Le progrès central : la numérisation
Dans une usine transformée et adaptée à l’Industrie 4.0, la numérisation est présente tout au long de la chaîne de production : conception du produit (par exemple avec des usines virtuelles), contrôle et gestion (automatisation des flux et des lignes d’usine connectées à l’Internet des objets et même logistique automatisée), et processus de fabrication (avec l’aide de robots). Cela permet de réaliser des économies d’argent très importantes. En effet, comme on peut le voir sur la figure 3, l’indice de productivité établi par l’OCDE croît significativement plus au fil du temps dans les industries à forte intensité numérique que dans celles à faible intensité numérique. En outre, le remplacement des emplois répétitifs et dangereux par des machines et donc la concentration de la main-d’œuvre sur des activités créatrices de plus grande valeur.

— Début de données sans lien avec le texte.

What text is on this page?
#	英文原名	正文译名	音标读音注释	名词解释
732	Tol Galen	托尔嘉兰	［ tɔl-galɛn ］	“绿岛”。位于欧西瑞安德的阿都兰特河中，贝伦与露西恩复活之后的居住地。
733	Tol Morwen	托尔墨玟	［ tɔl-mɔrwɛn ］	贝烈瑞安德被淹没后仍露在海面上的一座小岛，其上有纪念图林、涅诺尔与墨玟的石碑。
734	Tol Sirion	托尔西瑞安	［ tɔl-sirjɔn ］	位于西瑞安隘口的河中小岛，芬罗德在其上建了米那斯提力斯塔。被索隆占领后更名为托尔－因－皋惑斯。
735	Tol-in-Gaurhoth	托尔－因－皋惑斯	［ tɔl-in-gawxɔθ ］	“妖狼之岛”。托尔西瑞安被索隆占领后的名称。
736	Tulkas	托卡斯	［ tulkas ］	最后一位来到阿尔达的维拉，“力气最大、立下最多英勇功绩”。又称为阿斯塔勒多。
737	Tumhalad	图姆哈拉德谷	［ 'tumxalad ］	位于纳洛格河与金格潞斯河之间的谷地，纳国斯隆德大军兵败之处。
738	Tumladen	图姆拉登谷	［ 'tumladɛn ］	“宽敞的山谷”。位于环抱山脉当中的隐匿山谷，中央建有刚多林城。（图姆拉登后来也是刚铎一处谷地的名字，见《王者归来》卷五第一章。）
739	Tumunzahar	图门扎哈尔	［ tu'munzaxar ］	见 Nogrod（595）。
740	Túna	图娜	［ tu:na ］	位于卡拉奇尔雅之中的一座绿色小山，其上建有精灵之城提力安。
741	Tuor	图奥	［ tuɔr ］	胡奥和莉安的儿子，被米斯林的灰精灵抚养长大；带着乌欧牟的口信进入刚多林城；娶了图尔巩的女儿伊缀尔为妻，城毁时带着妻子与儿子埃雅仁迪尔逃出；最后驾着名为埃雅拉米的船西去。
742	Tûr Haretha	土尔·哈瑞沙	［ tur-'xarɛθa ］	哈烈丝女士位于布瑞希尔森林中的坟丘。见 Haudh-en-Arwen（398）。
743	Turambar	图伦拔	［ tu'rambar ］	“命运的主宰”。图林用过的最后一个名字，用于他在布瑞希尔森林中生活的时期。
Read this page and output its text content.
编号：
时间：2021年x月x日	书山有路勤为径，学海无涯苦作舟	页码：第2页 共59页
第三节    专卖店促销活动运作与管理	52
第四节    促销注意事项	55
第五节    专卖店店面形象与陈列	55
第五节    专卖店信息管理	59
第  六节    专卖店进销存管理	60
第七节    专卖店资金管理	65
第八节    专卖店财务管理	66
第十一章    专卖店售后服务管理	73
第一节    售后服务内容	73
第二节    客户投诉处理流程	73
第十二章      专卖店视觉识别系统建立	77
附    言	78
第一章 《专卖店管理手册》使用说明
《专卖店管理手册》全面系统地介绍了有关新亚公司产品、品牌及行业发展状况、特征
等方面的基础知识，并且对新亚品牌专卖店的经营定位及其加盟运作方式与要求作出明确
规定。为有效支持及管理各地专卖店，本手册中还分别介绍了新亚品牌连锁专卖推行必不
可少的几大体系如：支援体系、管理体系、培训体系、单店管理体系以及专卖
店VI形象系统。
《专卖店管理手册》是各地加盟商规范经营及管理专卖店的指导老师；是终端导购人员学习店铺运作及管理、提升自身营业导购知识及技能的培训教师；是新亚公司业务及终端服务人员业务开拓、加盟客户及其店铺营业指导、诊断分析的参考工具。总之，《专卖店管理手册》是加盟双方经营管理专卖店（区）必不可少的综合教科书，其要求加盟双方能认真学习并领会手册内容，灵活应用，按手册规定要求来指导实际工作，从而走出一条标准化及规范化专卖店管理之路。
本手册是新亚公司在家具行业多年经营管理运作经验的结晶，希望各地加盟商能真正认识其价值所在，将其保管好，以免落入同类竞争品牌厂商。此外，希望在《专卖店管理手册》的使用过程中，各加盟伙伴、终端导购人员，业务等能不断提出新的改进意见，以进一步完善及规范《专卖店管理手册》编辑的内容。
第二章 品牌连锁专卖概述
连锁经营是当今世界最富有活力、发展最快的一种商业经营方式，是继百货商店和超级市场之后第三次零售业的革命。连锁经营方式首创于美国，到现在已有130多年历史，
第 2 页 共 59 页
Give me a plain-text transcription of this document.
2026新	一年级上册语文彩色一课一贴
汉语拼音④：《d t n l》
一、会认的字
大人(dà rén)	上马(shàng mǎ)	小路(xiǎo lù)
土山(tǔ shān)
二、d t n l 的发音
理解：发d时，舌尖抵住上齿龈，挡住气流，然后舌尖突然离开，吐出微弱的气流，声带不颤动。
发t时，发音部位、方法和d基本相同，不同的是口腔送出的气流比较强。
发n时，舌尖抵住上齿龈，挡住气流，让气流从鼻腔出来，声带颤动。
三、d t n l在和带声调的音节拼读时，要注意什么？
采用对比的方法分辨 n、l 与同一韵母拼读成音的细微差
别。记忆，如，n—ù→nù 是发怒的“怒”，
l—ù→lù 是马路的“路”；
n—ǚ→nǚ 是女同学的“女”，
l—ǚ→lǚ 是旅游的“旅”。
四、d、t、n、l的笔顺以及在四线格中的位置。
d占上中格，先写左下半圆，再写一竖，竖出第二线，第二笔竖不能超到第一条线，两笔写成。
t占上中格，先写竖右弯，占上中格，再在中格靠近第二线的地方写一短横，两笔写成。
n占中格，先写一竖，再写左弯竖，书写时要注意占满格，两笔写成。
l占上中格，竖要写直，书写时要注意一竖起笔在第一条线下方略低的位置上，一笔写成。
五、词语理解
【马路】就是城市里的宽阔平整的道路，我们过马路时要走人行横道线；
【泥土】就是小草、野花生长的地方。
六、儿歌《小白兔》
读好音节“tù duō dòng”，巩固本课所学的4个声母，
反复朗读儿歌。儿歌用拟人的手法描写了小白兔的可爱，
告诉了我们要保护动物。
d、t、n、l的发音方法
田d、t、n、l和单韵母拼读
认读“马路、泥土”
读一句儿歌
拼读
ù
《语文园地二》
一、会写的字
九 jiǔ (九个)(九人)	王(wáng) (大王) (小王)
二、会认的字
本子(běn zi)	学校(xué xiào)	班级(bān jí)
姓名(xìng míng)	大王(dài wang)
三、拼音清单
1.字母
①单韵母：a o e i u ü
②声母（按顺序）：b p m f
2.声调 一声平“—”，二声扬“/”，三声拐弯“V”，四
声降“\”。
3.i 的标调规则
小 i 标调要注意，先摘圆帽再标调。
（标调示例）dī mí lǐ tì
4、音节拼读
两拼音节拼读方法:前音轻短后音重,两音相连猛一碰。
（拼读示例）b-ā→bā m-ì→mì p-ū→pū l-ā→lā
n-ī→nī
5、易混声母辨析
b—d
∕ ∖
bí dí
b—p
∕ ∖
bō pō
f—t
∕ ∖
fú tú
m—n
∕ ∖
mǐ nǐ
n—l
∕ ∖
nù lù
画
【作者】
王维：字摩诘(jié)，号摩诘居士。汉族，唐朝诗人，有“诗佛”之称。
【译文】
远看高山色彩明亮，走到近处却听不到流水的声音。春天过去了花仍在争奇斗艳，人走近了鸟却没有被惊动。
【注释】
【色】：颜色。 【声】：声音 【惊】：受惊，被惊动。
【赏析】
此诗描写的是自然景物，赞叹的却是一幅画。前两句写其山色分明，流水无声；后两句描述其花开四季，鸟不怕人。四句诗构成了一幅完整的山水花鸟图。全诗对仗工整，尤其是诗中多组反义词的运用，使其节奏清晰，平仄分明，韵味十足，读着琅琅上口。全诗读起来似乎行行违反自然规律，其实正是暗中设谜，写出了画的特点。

Figure 3 : Indice de productivité des industries à forte et faible intensité numérique des pays de l’OCDE
Source : OCDE, 2017
Lors des trois premières révolutions industrielles, le travailleur a subi les transformations de l’industrie (remplacement par des machines, perte d’emploi) tout en voyant les bénéfices à long terme pour le secteur industriel (augmentation de la productivité qui entraîne une baisse des coûts de production et donc des prix des biens). Contrairement aux révolutions précédentes, le travailleur est déjà en avance sur son entreprise. En effet, l’utilisation de smartphones aux usages multiples et l’acquisition d’objets connectés ont permis à une grande partie de la population d’appréhender cette transformation en avance. La transition vers l’industrie 4.0 est donc mieux comprise par les travailleurs, car ils sont déjà globalement ” connectés “, avant même leur entreprise dans de nombreux cas.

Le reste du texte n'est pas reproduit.